\chapter{Introduction}\label{ch:introduction}

Intercepting (also known as Hooking, or Tracing) system or function calls allows one to trace what a given program does.
This information is useful for security analysis or when testing or verifying a program.
This chapter gives a general overview about what the motivation and goal for this work were (Section~\ref{sec:motivation-and-goal}), and what the difference between system calls and function calls is (Section~\ref{sec:definitions}).


\section{Motivation and Goal}\label{sec:motivation-and-goal}

When teaching students about Operating Systems, their interfaces, and standard libraries, C is still a widely used language.
Especially when using Linux.
Therefore, it is obvious, why many university courses still require students to write their assignments and exams in C\@.
The problem when trying to verify whether students have correctly implemented their assignment is that low-level OS constructs (like semaphores, pipes, sockets, memory management) make it hard to run automated tests, because the testing system needs to keep track, set up, and verify the usage of these resources.

The goal of this work was to find a way to easily intercept system or function calls and to verify if students called the right functions with the right arguments at the right time.
This restriction in scope allows focusing on simple binary programs without having to think about complex or I/O heavy programs.
Furthermore, in this setting the source code of the student's programs is obviously available because this is what they need to deliver.
The availability of source code is a key concern when trying to intercept function or system calls, as will be clear in the next chapters.


\section{Definitions}\label{sec:definitions}

First, function calls, system calls, and their differences need to be defined.
The following subsections concern these definitions.


\subsection{Function Calls}\label{subsec:function-calls}

Generally, a function in C (and also most other programming languages) is a piece of code that may be called and therefore executed from elsewhere.
Functions have zero or more arguments and return a single value.
When calling a function, the caller places the return address onto the stack.
This address indicates where the function should continue executing when it is finished.

Functions are used to structure programs, reuse functionality, or expose functionality in libraries.
Other languages than C differentiate between functions, methods, procedures, and so on.
A function written in the source code is almost always compiled to a function in the resulting binary.

Intercepting calls to functions allows one to see the function name, arguments, return value, and return address.

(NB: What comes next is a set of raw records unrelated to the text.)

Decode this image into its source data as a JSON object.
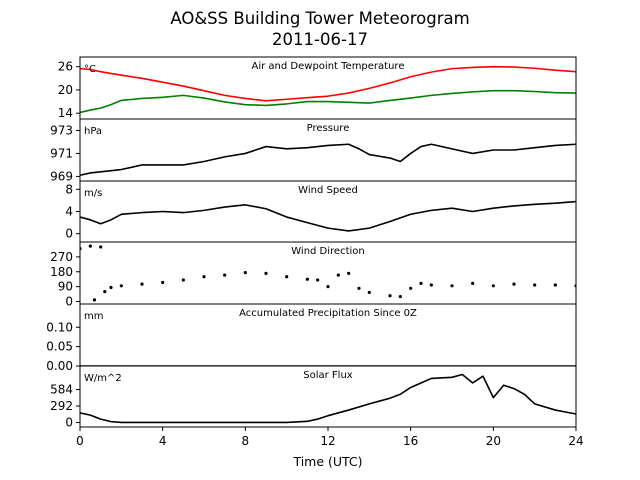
{
  "figure": {
    "title_line1": "AO&SS Building Tower Meteorogram",
    "title_line2": "2011-06-17",
    "xlabel": "Time (UTC)",
    "xlim": [
      0,
      24
    ],
    "xticks": [
      0,
      4,
      8,
      12,
      16,
      20,
      24
    ]
  },
  "colors": {
    "temperature": "#ff0000",
    "dewpoint": "#008000",
    "line": "#000000"
  },
  "chart_data": [
    {
      "type": "line",
      "title": "Air and Dewpoint Temperature",
      "unit": "°C",
      "ylim": [
        12.5,
        28.5
      ],
      "yticks": [
        14,
        20,
        26
      ],
      "series": [
        {
          "color_key": "temperature",
          "x": [
            0,
            0.5,
            1,
            2,
            3,
            4,
            5,
            6,
            7,
            8,
            9,
            10,
            11,
            12,
            13,
            14,
            15,
            16,
            17,
            18,
            19,
            20,
            21,
            22,
            23,
            24
          ],
          "values": [
            25.5,
            25.3,
            24.7,
            23.8,
            23.0,
            22.0,
            21.0,
            19.8,
            18.6,
            17.8,
            17.2,
            17.6,
            18.0,
            18.4,
            19.2,
            20.4,
            21.8,
            23.4,
            24.6,
            25.5,
            25.8,
            26.0,
            25.9,
            25.6,
            25.1,
            24.7
          ]
        },
        {
          "color_key": "dewpoint",
          "x": [
            0,
            0.5,
            1,
            1.5,
            2,
            3,
            4,
            5,
            6,
            7,
            8,
            9,
            10,
            11,
            12,
            13,
            14,
            15,
            16,
            17,
            18,
            19,
            20,
            21,
            22,
            23,
            24
          ],
          "values": [
            14.2,
            14.8,
            15.3,
            16.2,
            17.3,
            17.8,
            18.1,
            18.6,
            17.9,
            16.9,
            16.2,
            16.0,
            16.4,
            17.0,
            17.0,
            16.8,
            16.6,
            17.3,
            17.9,
            18.6,
            19.1,
            19.5,
            19.8,
            19.8,
            19.6,
            19.3,
            19.2
          ]
        }
      ]
    },
    {
      "type": "line",
      "title": "Pressure",
      "unit": "hPa",
      "ylim": [
        968.6,
        974.0
      ],
      "yticks": [
        969,
        971,
        973
      ],
      "series": [
        {
          "color_key": "line",
          "x": [
            0,
            0.5,
            1,
            2,
            3,
            4,
            5,
            6,
            7,
            8,
            9,
            10,
            11,
            12,
            13,
            13.5,
            14,
            15,
            15.5,
            16,
            16.5,
            17,
            18,
            19,
            20,
            21,
            22,
            23,
            24
          ],
          "values": [
            969.1,
            969.3,
            969.4,
            969.6,
            970.0,
            970.0,
            970.0,
            970.3,
            970.7,
            971.0,
            971.6,
            971.4,
            971.5,
            971.7,
            971.8,
            971.4,
            970.9,
            970.6,
            970.3,
            971.0,
            971.6,
            971.8,
            971.4,
            971.0,
            971.3,
            971.3,
            971.5,
            971.7,
            971.8
          ]
        }
      ]
    },
    {
      "type": "line",
      "title": "Wind Speed",
      "unit": "m/s",
      "ylim": [
        -1.5,
        9.5
      ],
      "yticks": [
        0,
        4,
        8
      ],
      "series": [
        {
          "color_key": "line",
          "x": [
            0,
            0.5,
            1,
            1.5,
            2,
            3,
            4,
            5,
            6,
            7,
            8,
            9,
            10,
            11,
            12,
            13,
            14,
            15,
            16,
            17,
            18,
            19,
            20,
            21,
            22,
            23,
            24
          ],
          "values": [
            3.0,
            2.5,
            1.8,
            2.5,
            3.5,
            3.8,
            4.0,
            3.8,
            4.2,
            4.8,
            5.2,
            4.5,
            3.0,
            2.0,
            1.0,
            0.5,
            1.0,
            2.2,
            3.5,
            4.2,
            4.6,
            4.0,
            4.6,
            5.0,
            5.3,
            5.5,
            5.8
          ]
        }
      ]
    },
    {
      "type": "scatter",
      "title": "Wind Direction",
      "unit": "",
      "ylim": [
        -15,
        360
      ],
      "yticks": [
        0,
        90,
        180,
        270
      ],
      "series": [
        {
          "color_key": "line",
          "x": [
            0,
            0.5,
            0.7,
            1.0,
            1.2,
            1.5,
            2,
            3,
            4,
            5,
            6,
            7,
            8,
            9,
            10,
            11,
            11.5,
            12,
            12.5,
            13,
            13.5,
            14,
            15,
            15.5,
            16,
            16.5,
            17,
            18,
            19,
            20,
            21,
            22,
            23,
            24
          ],
          "values": [
            320,
            335,
            10,
            330,
            60,
            85,
            95,
            105,
            115,
            130,
            150,
            160,
            175,
            170,
            150,
            135,
            130,
            90,
            160,
            170,
            80,
            55,
            35,
            30,
            80,
            110,
            100,
            95,
            110,
            95,
            105,
            100,
            100,
            95
          ]
        }
      ]
    },
    {
      "type": "line",
      "title": "Accumulated Precipitation Since 0Z",
      "unit": "mm",
      "ylim": [
        0,
        0.16
      ],
      "yticks": [
        0.0,
        0.05,
        0.1
      ],
      "ytick_labels": [
        "0.00",
        "0.05",
        "0.10"
      ],
      "series": [
        {
          "color_key": "line",
          "x": [
            0,
            24
          ],
          "values": [
            0,
            0
          ]
        }
      ]
    },
    {
      "type": "line",
      "title": "Solar Flux",
      "unit": "W/m^2",
      "ylim": [
        -80,
        1000
      ],
      "yticks": [
        0,
        292,
        584
      ],
      "series": [
        {
          "color_key": "line",
          "x": [
            0,
            0.5,
            1,
            1.5,
            2,
            4,
            6,
            8,
            10,
            11,
            11.5,
            12,
            13,
            14,
            15,
            15.5,
            16,
            17,
            18,
            18.5,
            19,
            19.5,
            20,
            20.5,
            21,
            21.5,
            22,
            23,
            24
          ],
          "values": [
            170,
            130,
            60,
            15,
            0,
            0,
            0,
            0,
            0,
            20,
            60,
            120,
            220,
            330,
            430,
            500,
            620,
            780,
            800,
            850,
            700,
            820,
            440,
            660,
            600,
            500,
            330,
            220,
            150
          ]
        }
      ]
    }
  ]
}
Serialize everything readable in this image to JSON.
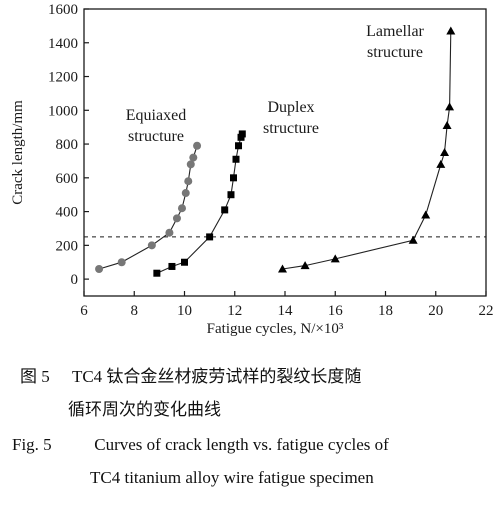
{
  "chart_data": {
    "type": "line",
    "xlabel": "Fatigue cycles, N/×10³",
    "ylabel": "Crack length/mm",
    "xlim": [
      6,
      22
    ],
    "ylim": [
      -100,
      1600
    ],
    "xticks": [
      "6",
      "8",
      "10",
      "12",
      "14",
      "16",
      "18",
      "20",
      "22"
    ],
    "yticks": [
      "0",
      "200",
      "400",
      "600",
      "800",
      "1000",
      "1200",
      "1400",
      "1600"
    ],
    "reference_line_y": 250,
    "series": [
      {
        "name": "Equiaxed structure",
        "marker": "circle",
        "color": "#777777",
        "x": [
          6.6,
          7.5,
          8.7,
          9.4,
          9.7,
          9.9,
          10.05,
          10.15,
          10.25,
          10.35,
          10.5
        ],
        "y": [
          60,
          100,
          200,
          275,
          360,
          420,
          510,
          580,
          680,
          720,
          790
        ]
      },
      {
        "name": "Duplex structure",
        "marker": "square",
        "color": "#000000",
        "x": [
          8.9,
          9.5,
          10.0,
          11.0,
          11.6,
          11.85,
          11.95,
          12.05,
          12.15,
          12.25,
          12.3
        ],
        "y": [
          35,
          75,
          100,
          250,
          410,
          500,
          600,
          710,
          790,
          840,
          860
        ]
      },
      {
        "name": "Lamellar structure",
        "marker": "triangle",
        "color": "#000000",
        "x": [
          13.9,
          14.8,
          16.0,
          19.1,
          19.6,
          20.2,
          20.35,
          20.45,
          20.55,
          20.6
        ],
        "y": [
          60,
          80,
          120,
          230,
          380,
          680,
          750,
          910,
          1020,
          1470
        ]
      }
    ],
    "annotations": [
      {
        "lines": [
          "Equiaxed",
          "structure"
        ]
      },
      {
        "lines": [
          "Duplex",
          "structure"
        ]
      },
      {
        "lines": [
          "Lamellar",
          "structure"
        ]
      }
    ]
  },
  "caption": {
    "cn_label": "图 5",
    "cn_line1": "TC4 钛合金丝材疲劳试样的裂纹长度随",
    "cn_line2": "循环周次的变化曲线",
    "en_label": "Fig. 5",
    "en_line1": "Curves of crack length vs. fatigue cycles of",
    "en_line2": "TC4 titanium alloy wire fatigue specimen"
  }
}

\subsection{System Calls}\label{subsec:system-calls}

In contrast to functions, system calls are calls to the kernel itself.
Many operations on a modern operating system require special privileges, which a simple user-space process does not have.
By invoking a system call, the (user-space) process hands control over to the (privileged) kernel and requests an operation to be performed.
\cite[Chapter~10]{linuxkernel}

How exactly these system calls work depends on the architecture and operating system.
But generally, the process places the system call number and its arguments in defined registers and then executes a special system call opcode.
Then the kernel executes the requested operation and places the return value inside another register, and lastly hands the execution back to the process.
\cite[Chapter~10]{linuxkernel}

Intercepting calls to system calls allows one to see the system call number, arguments, and return value.
One has to keep in mind that many system-related functionalities are not in fact translated to system calls one-to-one.
For example, \texttt{malloc}~\cite{malloc.3} has no dedicated system call, it is managed by the C standard library internally.
Many system calls have corresponding wrapper functions in the C standard library (like \texttt{open}, \texttt{close}, \texttt{sem\_wait}).